Many of our arguments are fruitless because we don’t know the meaning of the words we use. And we don’t know the meaning of the words we use because meaning is not a property of language that our culture thinks important. In common usage, especially on social media, words are passwords, shibboleths — they are not employed to convey any substantive meaning but to mark identity. You use the words that people you want to associate yourself with use; it doesn’t go any further than that. If they call Israel an example of “colonialism,” then you will too, regardless of the appropriateness of the word. 

For this reason, my frequent inquiries into the words and phrases people rely on as identity markers are probably the most useless things I write. But I keep writing them in the hope that at least a few readers will realize that they don’t have to accept the language that is most widely used, that they are free to use other words, or to ask other people what, specifically, they mean by the words they rely on. 
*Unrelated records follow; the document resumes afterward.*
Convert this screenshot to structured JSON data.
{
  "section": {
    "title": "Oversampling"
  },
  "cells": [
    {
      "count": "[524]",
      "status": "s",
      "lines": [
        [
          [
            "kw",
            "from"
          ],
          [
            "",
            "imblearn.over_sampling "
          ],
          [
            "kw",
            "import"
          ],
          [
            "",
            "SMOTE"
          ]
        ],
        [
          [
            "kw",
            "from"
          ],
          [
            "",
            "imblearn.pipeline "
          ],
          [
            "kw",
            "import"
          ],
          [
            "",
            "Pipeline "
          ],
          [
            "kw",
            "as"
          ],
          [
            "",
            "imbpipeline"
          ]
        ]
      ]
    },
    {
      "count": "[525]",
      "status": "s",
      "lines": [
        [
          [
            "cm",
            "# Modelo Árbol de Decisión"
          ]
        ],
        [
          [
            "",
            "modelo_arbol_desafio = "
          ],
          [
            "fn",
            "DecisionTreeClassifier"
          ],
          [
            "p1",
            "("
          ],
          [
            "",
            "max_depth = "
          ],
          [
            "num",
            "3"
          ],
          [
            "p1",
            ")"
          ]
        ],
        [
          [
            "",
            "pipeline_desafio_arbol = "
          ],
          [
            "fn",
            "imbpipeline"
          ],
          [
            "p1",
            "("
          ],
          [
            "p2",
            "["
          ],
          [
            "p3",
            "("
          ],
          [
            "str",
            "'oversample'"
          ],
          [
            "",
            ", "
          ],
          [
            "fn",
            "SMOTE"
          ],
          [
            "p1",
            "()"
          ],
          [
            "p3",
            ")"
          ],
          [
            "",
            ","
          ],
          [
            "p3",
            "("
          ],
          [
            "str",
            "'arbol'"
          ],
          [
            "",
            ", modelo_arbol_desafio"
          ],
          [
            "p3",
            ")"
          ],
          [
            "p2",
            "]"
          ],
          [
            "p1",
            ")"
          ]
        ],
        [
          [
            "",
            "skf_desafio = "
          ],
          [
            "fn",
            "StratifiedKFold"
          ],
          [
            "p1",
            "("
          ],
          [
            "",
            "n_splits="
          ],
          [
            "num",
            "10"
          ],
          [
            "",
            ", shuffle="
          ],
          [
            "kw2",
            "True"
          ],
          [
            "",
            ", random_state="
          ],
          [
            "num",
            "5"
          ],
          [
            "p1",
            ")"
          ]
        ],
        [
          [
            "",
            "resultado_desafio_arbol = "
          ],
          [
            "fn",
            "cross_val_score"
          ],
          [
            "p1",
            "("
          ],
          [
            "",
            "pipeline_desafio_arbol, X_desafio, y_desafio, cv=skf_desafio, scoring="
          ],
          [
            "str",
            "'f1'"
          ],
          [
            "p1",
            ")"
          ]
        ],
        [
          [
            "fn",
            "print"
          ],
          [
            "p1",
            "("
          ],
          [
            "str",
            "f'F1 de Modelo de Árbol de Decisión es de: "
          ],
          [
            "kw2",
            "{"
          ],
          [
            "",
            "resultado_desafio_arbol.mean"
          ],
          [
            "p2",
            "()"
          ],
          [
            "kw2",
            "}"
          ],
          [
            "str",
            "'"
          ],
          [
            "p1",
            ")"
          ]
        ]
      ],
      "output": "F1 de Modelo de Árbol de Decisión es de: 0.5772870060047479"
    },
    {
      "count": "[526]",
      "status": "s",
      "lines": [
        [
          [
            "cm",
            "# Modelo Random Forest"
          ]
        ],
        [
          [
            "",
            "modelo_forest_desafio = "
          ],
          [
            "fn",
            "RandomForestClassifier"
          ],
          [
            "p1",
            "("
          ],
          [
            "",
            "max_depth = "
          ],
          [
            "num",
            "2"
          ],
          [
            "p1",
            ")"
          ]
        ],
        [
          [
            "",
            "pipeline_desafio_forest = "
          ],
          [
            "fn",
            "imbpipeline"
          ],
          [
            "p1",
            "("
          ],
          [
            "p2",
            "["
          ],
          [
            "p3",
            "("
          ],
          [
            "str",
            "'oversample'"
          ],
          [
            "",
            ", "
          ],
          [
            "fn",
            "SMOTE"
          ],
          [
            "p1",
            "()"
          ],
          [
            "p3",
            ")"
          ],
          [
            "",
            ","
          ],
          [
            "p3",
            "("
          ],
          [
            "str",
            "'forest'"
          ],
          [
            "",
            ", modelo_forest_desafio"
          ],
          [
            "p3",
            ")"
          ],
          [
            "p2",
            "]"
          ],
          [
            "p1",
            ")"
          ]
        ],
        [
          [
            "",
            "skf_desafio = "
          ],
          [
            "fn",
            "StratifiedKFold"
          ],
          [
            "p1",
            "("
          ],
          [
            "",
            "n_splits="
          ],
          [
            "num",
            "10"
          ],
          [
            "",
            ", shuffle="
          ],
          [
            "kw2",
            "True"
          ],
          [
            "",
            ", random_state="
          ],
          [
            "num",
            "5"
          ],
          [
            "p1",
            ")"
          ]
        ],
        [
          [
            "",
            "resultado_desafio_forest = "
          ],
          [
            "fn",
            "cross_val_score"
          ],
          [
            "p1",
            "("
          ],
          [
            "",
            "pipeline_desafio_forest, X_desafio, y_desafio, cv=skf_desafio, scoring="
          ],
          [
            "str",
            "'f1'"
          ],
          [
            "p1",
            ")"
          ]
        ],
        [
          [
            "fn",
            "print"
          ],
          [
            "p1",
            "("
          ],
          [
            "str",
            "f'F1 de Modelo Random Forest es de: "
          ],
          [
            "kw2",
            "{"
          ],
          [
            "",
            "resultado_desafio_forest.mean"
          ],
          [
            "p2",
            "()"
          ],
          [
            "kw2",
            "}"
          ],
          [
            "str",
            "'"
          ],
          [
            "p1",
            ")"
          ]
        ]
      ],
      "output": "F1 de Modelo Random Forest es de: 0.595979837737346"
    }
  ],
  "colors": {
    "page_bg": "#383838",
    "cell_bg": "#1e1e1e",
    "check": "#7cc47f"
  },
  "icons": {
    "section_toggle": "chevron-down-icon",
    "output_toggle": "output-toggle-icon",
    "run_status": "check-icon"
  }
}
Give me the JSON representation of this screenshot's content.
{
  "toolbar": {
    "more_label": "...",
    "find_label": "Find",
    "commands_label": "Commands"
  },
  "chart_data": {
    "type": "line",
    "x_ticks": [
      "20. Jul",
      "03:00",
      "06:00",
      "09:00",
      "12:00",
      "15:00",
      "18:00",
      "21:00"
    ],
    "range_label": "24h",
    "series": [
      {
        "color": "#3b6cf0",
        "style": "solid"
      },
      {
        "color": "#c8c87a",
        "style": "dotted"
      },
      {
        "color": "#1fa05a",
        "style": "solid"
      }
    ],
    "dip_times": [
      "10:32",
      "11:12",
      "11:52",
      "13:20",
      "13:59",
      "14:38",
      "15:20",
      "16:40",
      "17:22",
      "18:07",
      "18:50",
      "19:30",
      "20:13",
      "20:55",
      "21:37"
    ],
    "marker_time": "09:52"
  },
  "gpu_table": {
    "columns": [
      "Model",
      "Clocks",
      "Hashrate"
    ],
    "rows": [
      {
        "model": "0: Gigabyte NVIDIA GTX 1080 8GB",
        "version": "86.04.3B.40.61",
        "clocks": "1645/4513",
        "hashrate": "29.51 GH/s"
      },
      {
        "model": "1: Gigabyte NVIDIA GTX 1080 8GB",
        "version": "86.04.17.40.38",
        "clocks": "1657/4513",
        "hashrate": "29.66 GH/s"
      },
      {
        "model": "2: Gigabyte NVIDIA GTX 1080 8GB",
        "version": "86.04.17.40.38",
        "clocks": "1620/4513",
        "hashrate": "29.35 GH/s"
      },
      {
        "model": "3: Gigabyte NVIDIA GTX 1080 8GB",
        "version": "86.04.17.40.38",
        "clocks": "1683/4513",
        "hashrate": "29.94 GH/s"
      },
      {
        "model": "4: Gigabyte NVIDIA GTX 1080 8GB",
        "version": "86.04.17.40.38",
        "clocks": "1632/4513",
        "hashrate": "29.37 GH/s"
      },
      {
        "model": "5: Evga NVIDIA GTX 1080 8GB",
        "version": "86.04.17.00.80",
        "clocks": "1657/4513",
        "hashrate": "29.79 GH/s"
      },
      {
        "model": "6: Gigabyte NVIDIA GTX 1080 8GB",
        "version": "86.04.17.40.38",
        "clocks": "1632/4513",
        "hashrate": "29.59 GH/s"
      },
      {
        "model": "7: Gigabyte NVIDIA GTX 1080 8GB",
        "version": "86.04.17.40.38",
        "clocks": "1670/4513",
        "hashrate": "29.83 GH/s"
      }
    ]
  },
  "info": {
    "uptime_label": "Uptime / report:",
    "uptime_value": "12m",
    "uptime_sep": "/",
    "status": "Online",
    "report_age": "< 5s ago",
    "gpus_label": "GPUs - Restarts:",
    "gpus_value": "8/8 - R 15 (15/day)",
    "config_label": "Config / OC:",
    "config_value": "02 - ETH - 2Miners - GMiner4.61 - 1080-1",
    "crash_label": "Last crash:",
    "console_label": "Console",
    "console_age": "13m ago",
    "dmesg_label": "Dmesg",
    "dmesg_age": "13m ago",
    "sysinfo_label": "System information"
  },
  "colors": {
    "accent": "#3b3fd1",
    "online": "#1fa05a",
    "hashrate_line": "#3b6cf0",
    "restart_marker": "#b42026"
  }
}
In How to Think I conducted such an inquiry into the phrase “think for yourself.” 

A while back on this blog, I tried to understand what people mean when they denounce “critical theory” — and “critical race theory” as well. 

In a recent essay in Comment I ask whether people know what they mean when they use the word “gender.” 

And today I’ve posted a short essay at the Hog Blog in which I suggest that the term “self-censorship” is incoherent and inappropriate. 

Those are just a few examples; I could cite a hundred. I keep doing this kind of thing, fruitless as it sometimes feels, because if even a few people disrupt the thoughtless recycling of automatic phrases, some of our shouting contests could become actual arguments. And that would be a win.